Le Ong e i sindacati da tempo invitano le multinazionali a riconoscere pubblicamente l'esatta ubicazione delle fabbriche che producono i loro capi di abbigliamento - Made in Bangladesh non è sufficiente - ma dovrebbero essere pubblicati anche dati concreti sulle condizioni di lavoro. La Clean Clothes Campaign ha raccolto oltre 70.000 firme dal 2016 per chiedere proprio questo: trasparenza. "Ci sono aziende che hanno aperto un po' di più le loro catene di fornitura come risultato della campagna, ma la maggior parte dei grandi marchi non rende ancora pubblica la lista dei fornitori", dice Kreisler. Eppure si tratta di un’informazione è fondamentale, prima di tutto per i lavoratori e i sindacati stessi, che raramente sanno per quale marca producono e quindi non sanno a chi rivolgersi se vengono commessi abusi; ma è importante anche per i consumatori, in modo che possano distinguere tra la vera moda etica e il marketing puro e semplice. Come sottolinea la ricercatrice Ángela García Alaminos, "le persone sono sempre più consapevoli della necessità di un cambiamento, ma non hanno ancora informazioni sufficienti".
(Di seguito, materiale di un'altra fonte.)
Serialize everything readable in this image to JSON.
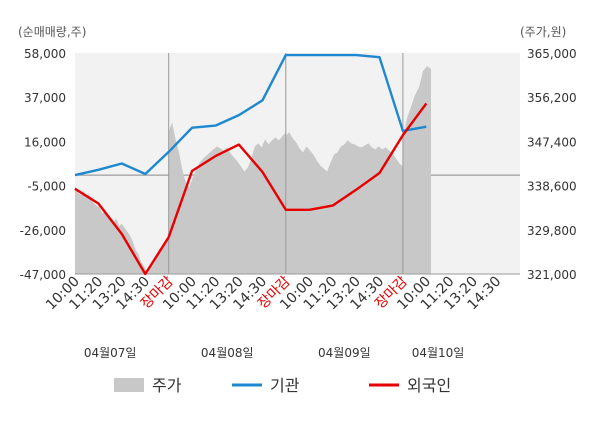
{
  "chart_data": {
    "type": "line",
    "left_axis_unit": "(순매매량,주)",
    "right_axis_unit": "(주가,원)",
    "left_ticks": [
      "58,000",
      "37,000",
      "16,000",
      "-5,000",
      "-26,000",
      "-47,000"
    ],
    "right_ticks": [
      "365,000",
      "356,200",
      "347,400",
      "338,600",
      "329,800",
      "321,000"
    ],
    "ylim_left": [
      -47000,
      58000
    ],
    "ylim_right": [
      321000,
      365000
    ],
    "x_labels": [
      "10:00",
      "11:20",
      "13:20",
      "14:30",
      "장마감",
      "10:00",
      "11:20",
      "13:20",
      "14:30",
      "장마감",
      "10:00",
      "11:20",
      "13:20",
      "14:30",
      "장마감",
      "10:00",
      "11:20",
      "13:20",
      "14:30"
    ],
    "close_label_color": "#e60000",
    "dates": [
      "04월07일",
      "04월08일",
      "04월09일",
      "04월10일"
    ],
    "series": [
      {
        "name": "기관",
        "color": "#1e88d0",
        "x": [
          0,
          1,
          2,
          3,
          4,
          5,
          6,
          7,
          8,
          9,
          10,
          11,
          12,
          13,
          14,
          15
        ],
        "values": [
          0,
          2500,
          5500,
          500,
          11000,
          22500,
          23500,
          28500,
          35500,
          57000,
          57000,
          57000,
          57000,
          56000,
          21000,
          23000
        ]
      },
      {
        "name": "외국인",
        "color": "#e60000",
        "x": [
          0,
          1,
          2,
          3,
          4,
          5,
          6,
          7,
          8,
          9,
          10,
          11,
          12,
          13,
          14,
          15
        ],
        "values": [
          -6500,
          -13500,
          -28000,
          -47000,
          -29500,
          2000,
          9000,
          14500,
          1500,
          -16500,
          -16500,
          -14500,
          -7000,
          1000,
          19000,
          34000
        ]
      }
    ],
    "price_series": {
      "name": "주가",
      "color": "#c8c8c8",
      "segments": [
        {
          "x_start": 0,
          "x_end": 4,
          "values": [
            338600,
            337200,
            336800,
            337600,
            336200,
            337000,
            335800,
            335000,
            334600,
            334200,
            333000,
            333800,
            332200,
            331800,
            331400,
            332000,
            330600,
            331000,
            330200,
            329400,
            328600,
            327400,
            325800,
            325000,
            323400,
            322600,
            321600,
            321800,
            322800,
            323400,
            324600,
            325600,
            326400,
            327400,
            328600
          ]
        },
        {
          "x_start": 4,
          "x_end": 9,
          "values": [
            349400,
            351200,
            347800,
            345200,
            341600,
            339200,
            338400,
            340200,
            341800,
            343200,
            344000,
            344600,
            345200,
            345800,
            346400,
            346000,
            345600,
            346200,
            345000,
            344200,
            343400,
            342400,
            341400,
            342200,
            344000,
            346400,
            347000,
            346200,
            347800,
            346800,
            347600,
            348200,
            347600,
            348400,
            349200
          ]
        },
        {
          "x_start": 9,
          "x_end": 14,
          "values": [
            348600,
            349200,
            348000,
            347200,
            346000,
            345200,
            346400,
            345600,
            344800,
            343600,
            342600,
            342000,
            341400,
            343200,
            344800,
            345200,
            346400,
            346800,
            347600,
            347000,
            346800,
            346400,
            346200,
            346600,
            347000,
            346200,
            345800,
            346400,
            345800,
            346200,
            345600,
            345000,
            344000,
            343000,
            342400
          ]
        },
        {
          "x_start": 14,
          "x_end": 15.2,
          "values": [
            347600,
            352000,
            354200,
            356600,
            358200,
            361400,
            362400,
            361800
          ]
        }
      ]
    },
    "legend": [
      {
        "label": "주가",
        "kind": "area",
        "color": "#c8c8c8"
      },
      {
        "label": "기관",
        "kind": "line",
        "color": "#1e88d0"
      },
      {
        "label": "외국인",
        "kind": "line",
        "color": "#e60000"
      }
    ],
    "legend_position": "bottom",
    "grid": false
  }
}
Dopo l'esplosione della crisi, molte associazioni hanno iniziato a monitorare globalmente le griffe rispetto ai fornitori e agli ordini. Abiti Puliti ha chiesto ai gruppi italiani se stanno tutelando le operaie dei Paesi produttori. Le prime risposte sono significative
Gema Gómez, stilista e formatrice di moda sostenibile, ammette che "ci sono ancora pochissime aziende, di solito piccole, che tracciano davvero il percorso dei loro capi, sia all'indietro che in avanti", il che significa fornire informazioni trasparenti su come sono prodotti, ma anche su cosa fanno dei rifiuti in seguito. Alcune aziende, per lo più giovani, di dimensioni più piccole ma più impegnate, hanno già "la sostenibilità nel loro Dna" e utilizzano la tecnologia - come i codici QR - per consentire a tutti gli acquirenti di risalire all'origine dei loro prodotti con il cellulare. "I grandi marchi sono bloccati nel modello economico del secolo scorso e quel modello è inutile perché non è etico", sostiene Gómez. "La sostenibilità può essere sostenibile solo se il peso dei grandi marchi viene ridistribuito tra tutti i piccoli".
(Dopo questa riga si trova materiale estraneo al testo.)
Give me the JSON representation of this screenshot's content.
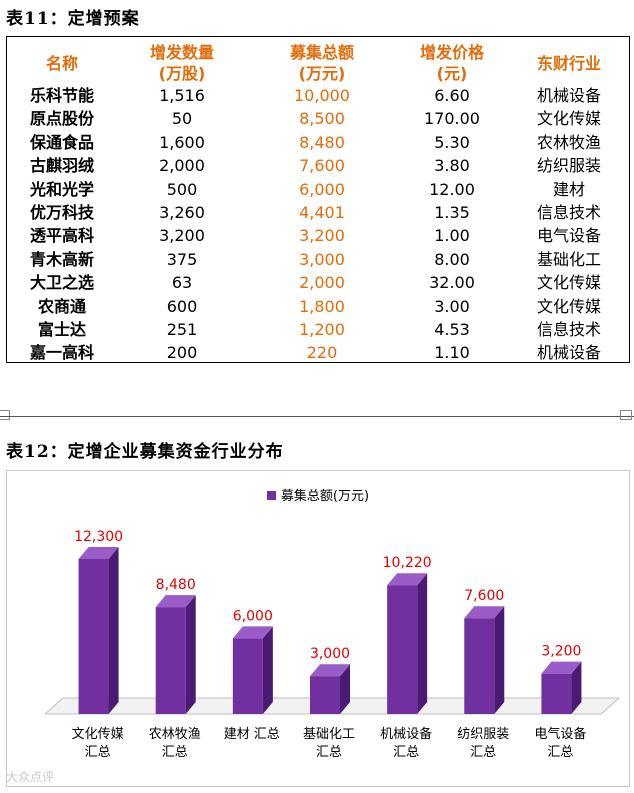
{
  "table_section": {
    "caption": "表11：定增预案",
    "headers": [
      "名称",
      "增发数量\n(万股)",
      "募集总额\n(万元)",
      "增发价格\n(元)",
      "东财行业"
    ],
    "rows": [
      {
        "name": "乐科节能",
        "shares": "1,516",
        "amount": "10,000",
        "price": "6.60",
        "industry": "机械设备"
      },
      {
        "name": "原点股份",
        "shares": "50",
        "amount": "8,500",
        "price": "170.00",
        "industry": "文化传媒"
      },
      {
        "name": "保通食品",
        "shares": "1,600",
        "amount": "8,480",
        "price": "5.30",
        "industry": "农林牧渔"
      },
      {
        "name": "古麒羽绒",
        "shares": "2,000",
        "amount": "7,600",
        "price": "3.80",
        "industry": "纺织服装"
      },
      {
        "name": "光和光学",
        "shares": "500",
        "amount": "6,000",
        "price": "12.00",
        "industry": "建材"
      },
      {
        "name": "优万科技",
        "shares": "3,260",
        "amount": "4,401",
        "price": "1.35",
        "industry": "信息技术"
      },
      {
        "name": "透平高科",
        "shares": "3,200",
        "amount": "3,200",
        "price": "1.00",
        "industry": "电气设备"
      },
      {
        "name": "青木高新",
        "shares": "375",
        "amount": "3,000",
        "price": "8.00",
        "industry": "基础化工"
      },
      {
        "name": "大卫之选",
        "shares": "63",
        "amount": "2,000",
        "price": "32.00",
        "industry": "文化传媒"
      },
      {
        "name": "农商通",
        "shares": "600",
        "amount": "1,800",
        "price": "3.00",
        "industry": "文化传媒"
      },
      {
        "name": "富士达",
        "shares": "251",
        "amount": "1,200",
        "price": "4.53",
        "industry": "信息技术"
      },
      {
        "name": "嘉一高科",
        "shares": "200",
        "amount": "220",
        "price": "1.10",
        "industry": "机械设备"
      }
    ]
  },
  "chart_section": {
    "caption": "表12：定增企业募集资金行业分布"
  },
  "watermark": "大众点评",
  "colors": {
    "bar": "#7030a0",
    "bar_side": "#4b1a73",
    "bar_top": "#9a5cc7",
    "data_label": "#e30000",
    "header_text": "#e36c0a",
    "amount_text": "#e36c0a"
  },
  "chart_data": {
    "type": "bar",
    "title": "",
    "legend": [
      "募集总额(万元)"
    ],
    "legend_position": "top",
    "categories": [
      "文化传媒\n汇总",
      "农林牧渔\n汇总",
      "建材 汇总",
      "基础化工\n汇总",
      "机械设备\n汇总",
      "纺织服装\n汇总",
      "电气设备\n汇总"
    ],
    "series": [
      {
        "name": "募集总额(万元)",
        "values": [
          12300,
          8480,
          6000,
          3000,
          10220,
          7600,
          3200
        ]
      }
    ],
    "data_labels": [
      "12,300",
      "8,480",
      "6,000",
      "3,000",
      "10,220",
      "7,600",
      "3,200"
    ],
    "ylim": [
      0,
      12300
    ],
    "grid": false,
    "three_d": true
  }
}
Come nel caso della tragedia del 2013 in Bangladesh, la pandemia del 2020 ha scosso ancora una volta le fondamenta dell'industria della moda. Potrebbe essere un'opportunità, come dicono le Nazioni Unite, per ricominciare da capo e ricostruire filiere più eque e stabili o, almeno, come sottolinea Gómez, "per accelerare i cambiamenti già in atto".